This Small Business Innovation Research (SBIR) Phase II project proposes to commercialize a predictive modeling technology that automatically adapts to changing interaction patterns between providers of higher education (colleges and universities) and consumers (prospective students). Current methods produce only retrospective static models which, due to peculiarities of the higher education recruitment cycle, require at least a one-year lag between data acquisition and application to new prospects. As a result, data mining techniques have gained only limited popularity in college recruiting. The approach proposed here employs a proprietary adaptive modeling engine (AME) to leverage real-time transactional data from a CRM system and dynamically update scoring algorithms to predict outcomes. AME relies on a logical interface and unified dimensional data model to extract analyzable record-sets accurately representing the state of underlying transactional data at any time-slice within the system's effective-dated range. The integration of these key technologies allow relationship patterns to be identified in the recruitment process as they occur and scoring algorithms to dynamically adapt to changing patterns within a single recruitment cycle.
It is believed that the changing demographics of college-going students will present a number of significant obstacles to the traditional college business model and could jeopardize the future financial health of many higher education providers in this county. The decade-long trend of yearly increases in demand, as represented by the number of new students entering college, comes to an end in 2009. In stark contrast to the 24% growth the market has experienced over the past decade, future enrollment numbers will remain stagnant overall, and in many localities college enrollment will actually decline. Furthermore, dramatic shifts are coming in the geodemographic, ethnic, and cultural mix of high school graduates that feed the higher education market. As competition for students increases dramatically in the face of rising attendance costs, dwindling endowments, changing demographics, and a decline in college-bound students, each college's ability to survive, much less prosper, will depend directly on its ability to identify, understand, and communicate with students in a more efficient and cost-effective manner. Those that are able to adapt this new landscape through the use of innovative tools like AME will flourish, and those who are unable to adapt will face an uncertain future of declining enrollments and financial instability.

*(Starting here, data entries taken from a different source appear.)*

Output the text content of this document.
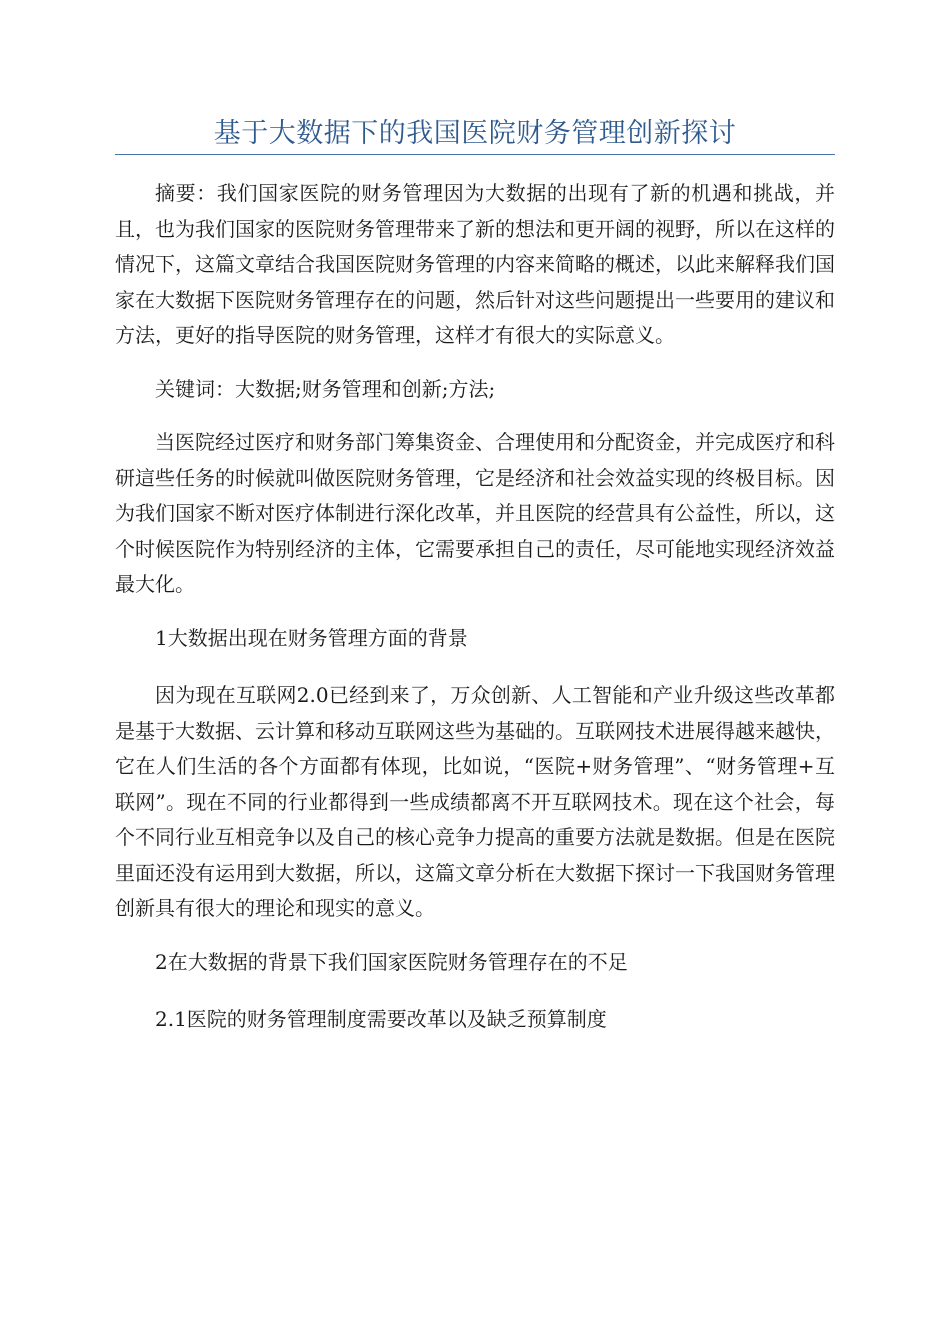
基于大数据下的我国医院财务管理创新探讨

摘要：我们国家医院的财务管理因为大数据的出现有了新的机遇和挑战，并且，也为我们国家的医院财务管理带来了新的想法和更开阔的视野，所以在这样的情况下，这篇文章结合我国医院财务管理的内容来简略的概述，以此来解释我们国家在大数据下医院财务管理存在的问题，然后针对这些问题提出一些要用的建议和方法，更好的指导医院的财务管理，这样才有很大的实际意义。

关键词：大数据;财务管理和创新;方法;

当医院经过医疗和财务部门筹集资金、合理使用和分配资金，并完成医疗和科研這些任务的时候就叫做医院财务管理，它是经济和社会效益实现的终极目标。因为我们国家不断对医疗体制进行深化改革，并且医院的经营具有公益性，所以，这个时候医院作为特别经济的主体，它需要承担自己的责任，尽可能地实现经济效益最大化。

1大数据出现在财务管理方面的背景

因为现在互联网2.0已经到来了，万众创新、人工智能和产业升级这些改革都是基于大数据、云计算和移动互联网这些为基础的。互联网技术进展得越来越快，它在人们生活的各个方面都有体现，比如说，“医院+财务管理”、“财务管理+互联网”。现在不同的行业都得到一些成绩都离不开互联网技术。现在这个社会，每个不同行业互相竞争以及自己的核心竞争力提高的重要方法就是数据。但是在医院里面还没有运用到大数据，所以，这篇文章分析在大数据下探讨一下我国财务管理创新具有很大的理论和现实的意义。

2在大数据的背景下我们国家医院财务管理存在的不足

2.1医院的财务管理制度需要改革以及缺乏预算制度
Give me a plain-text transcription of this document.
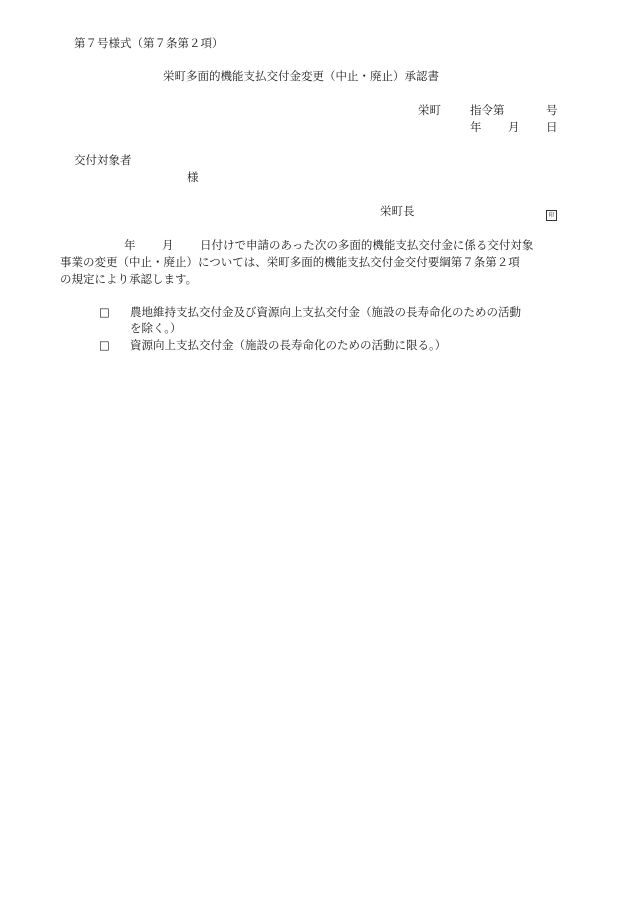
第７号様式（第７条第２項）
栄町多面的機能支払交付金変更（中止・廃止）承認書
栄町	指令第	号
年 月 日
交付対象者
様
栄町長	印
年 月 日付けで申請のあった次の多面的機能支払交付金に係る交付対象
事業の変更（中止・廃止）については、栄町多面的機能支払交付金交付要綱第７条第２項
の規定により承認します。
□ 農地維持支払交付金及び資源向上支払交付金（施設の長寿命化のための活動
を除く。）
□ 資源向上支払交付金（施設の長寿命化のための活動に限る。）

The changing demographics of college-bound students present a number of significant obstacles to the tuition-driven college business model and could jeopardize the future financial health of many higher education providers in this country. Colleges that are able to adapt their recruitment methods to this changing landscape will prosper, and those that are unable to adapt will face an uncertain future characterized by declining enrollments and financial instability. Services, tools and techniques that provide a competitive edge in this new environment will be highly sought-after and command a premium in price. Through this SBIR project, 422 Group has developed a scalable, automated Adaptive Modeling Engine (AME) designed to generate an easy-to-use Adaptive Integrated Modeling (AIM) Score that will improve the matching process between colleges and prospective students, reducing the recruitment cost to colleges, broadening the reach of the process to underserved populations, creating greater satisfaction in the match for both parties, and improving the overall efficacy of the college recruiting and enrollment process. Because the AIM Score will be embedded within an affordably-priced, highly-customized, hosted CRM application, it will be accessible to a large number of colleges, allowing them to identify key "decision points" in the student recruitment process as they occur and individually target desirable "at-risk" prospects for CRM communication interventions designed to enhance affinity, encourage continued participation in the recruitment process, and greatly enhance the likelihood of matriculation. The significant value and affordable packaging of the proposed approach will expand the potential pool of higher education buyers to include the "middle-tier" in higher education—comprised of more than 70% of all institutions (U.S Department of Education, 2011). Once it has been demonstrated in the higher education market, the work will have potential applications in other markets with similar choice and matching complexities.